Meta introduces new safety mode for under-18s, adding stricter parental controls
Dubai: Instagram, the photo-sharing giant owned by Meta, is introducing a sweeping new safety measure for its youngest users. Beginning this month, all accounts belonging to users under 18 will automatically switch to PG-13 content settings, meaning that anything deemed too mature — from explicit imagery to graphic violence — will be filtered out by default. Teens will not be able to change this unless their parents explicitly approve it.
The company unveiled the update through a statement on Meta’s newsroom, saying the change is part of its broader effort to 'build a safer and more age-appropriate experience for young people.' Alongside the new default rating, Meta is also rolling out an optional 'Limited Content' mode, which gives parents the ability to further tighten what their children see — including disabling comments, restricting certain accounts, or filtering out posts that might violate family standards.
The update follows months of criticism and mounting political pressure. Governments and advocacy groups around the world have accused Instagram of exposing minors to potentially harmful content that could affect mental health or body image. A report from The Washington Post confirmed that these changes are a direct response to that scrutiny, with Meta framing the move as a “long-term investment in teen well-being.”
Under the new settings, teens will no longer be able to freely browse or interact with accounts that share content repeatedly flagged as inappropriate.

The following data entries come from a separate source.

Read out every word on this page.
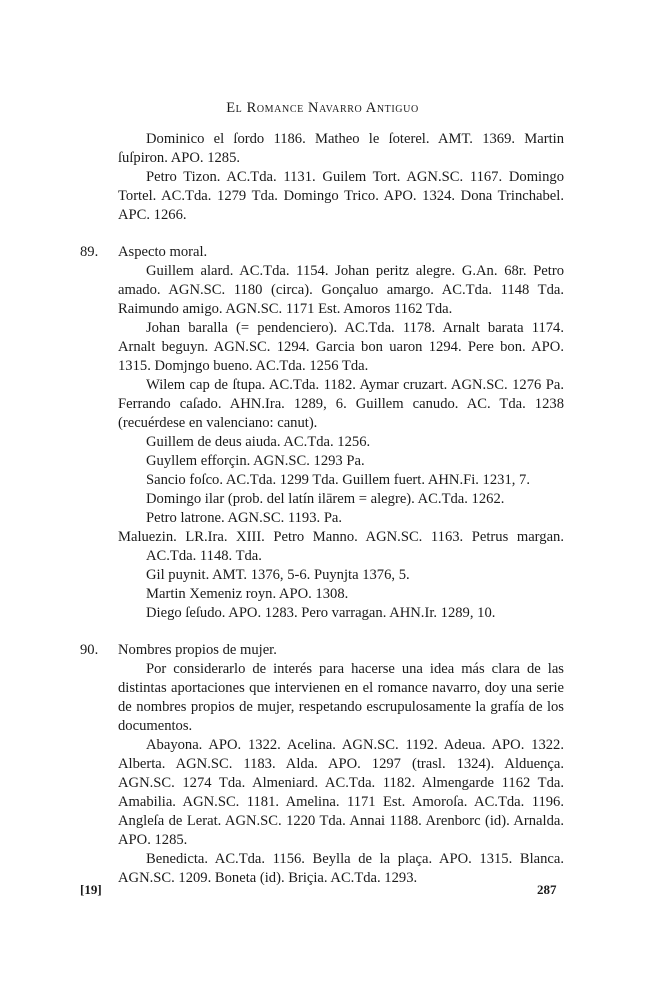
El Romance Navarro Antiguo

Dominico el ſordo 1186. Matheo le ſoterel. AMT. 1369. Martin ſuſpiron. APO. 1285.

Petro Tizon. AC.Tda. 1131. Guilem Tort. AGN.SC. 1167. Domingo Tortel. AC.Tda. 1279 Tda. Domingo Trico. APO. 1324. Dona Trinchabel. APC. 1266.

89. Aspecto moral.

Guillem alard. AC.Tda. 1154. Johan peritz alegre. G.An. 68r. Petro amado. AGN.SC. 1180 (circa). Gonçaluo amargo. AC.Tda. 1148 Tda. Raimundo amigo. AGN.SC. 1171 Est. Amoros 1162 Tda.

Johan baralla (= pendenciero). AC.Tda. 1178. Arnalt barata 1174. Arnalt beguyn. AGN.SC. 1294. Garcia bon uaron 1294. Pere bon. APO. 1315. Domjngo bueno. AC.Tda. 1256 Tda.

Wilem cap de ſtupa. AC.Tda. 1182. Aymar cruzart. AGN.SC. 1276 Pa. Ferrando caſado. AHN.Ira. 1289, 6. Guillem canudo. AC. Tda. 1238 (recuérdese en valenciano: canut).

Guillem de deus aiuda. AC.Tda. 1256.

Guyllem efforçin. AGN.SC. 1293 Pa.

Sancio foſco. AC.Tda. 1299 Tda. Guillem fuert. AHN.Fi. 1231, 7.

Domingo ilar (prob. del latín ilārem = alegre). AC.Tda. 1262.

Petro latrone. AGN.SC. 1193. Pa.

Maluezin. LR.Ira. XIII. Petro Manno. AGN.SC. 1163. Petrus margan. AC.Tda. 1148. Tda.

Gil puynit. AMT. 1376, 5-6. Puynjta 1376, 5.

Martin Xemeniz royn. APO. 1308.

Diego ſeſudo. APO. 1283. Pero varragan. AHN.Ir. 1289, 10.

90. Nombres propios de mujer.

Por considerarlo de interés para hacerse una idea más clara de las distintas aportaciones que intervienen en el romance navarro, doy una serie de nombres propios de mujer, respetando escrupulosamente la grafía de los documentos.

Abayona. APO. 1322. Acelina. AGN.SC. 1192. Adeua. APO. 1322. Alberta. AGN.SC. 1183. Alda. APO. 1297 (trasl. 1324). Alduença. AGN.SC. 1274 Tda. Almeniard. AC.Tda. 1182. Almengarde 1162 Tda. Amabilia. AGN.SC. 1181. Amelina. 1171 Est. Amoroſa. AC.Tda. 1196. Angleſa de Lerat. AGN.SC. 1220 Tda. Annai 1188. Arenborc (id). Arnalda. APO. 1285.

Benedicta. AC.Tda. 1156. Beylla de la plaça. APO. 1315. Blanca. AGN.SC. 1209. Boneta (id). Briçia. AC.Tda. 1293.

[19]	287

Search results will also be filtered: queries involving topics like alcohol, drugs, or explicit sexual material will simply return no results — even if users try to bypass the filters with creative spelling. The PG-13 limitation will even extend to Instagram’s new AI chatbot features, ensuring that automated replies stay within “age-safe” guidelines.
In practice, this means a 15-year-old scrolling through Instagram in Dubai, Quezon City, or New York will have a cleaner feed — one that looks more like a PG-13 movie than a free-for-all of adult themes. Parents, on the other hand, will now have access to new dashboards allowing them to approve or decline content changes, review usage patterns, and track how long their teens spend online.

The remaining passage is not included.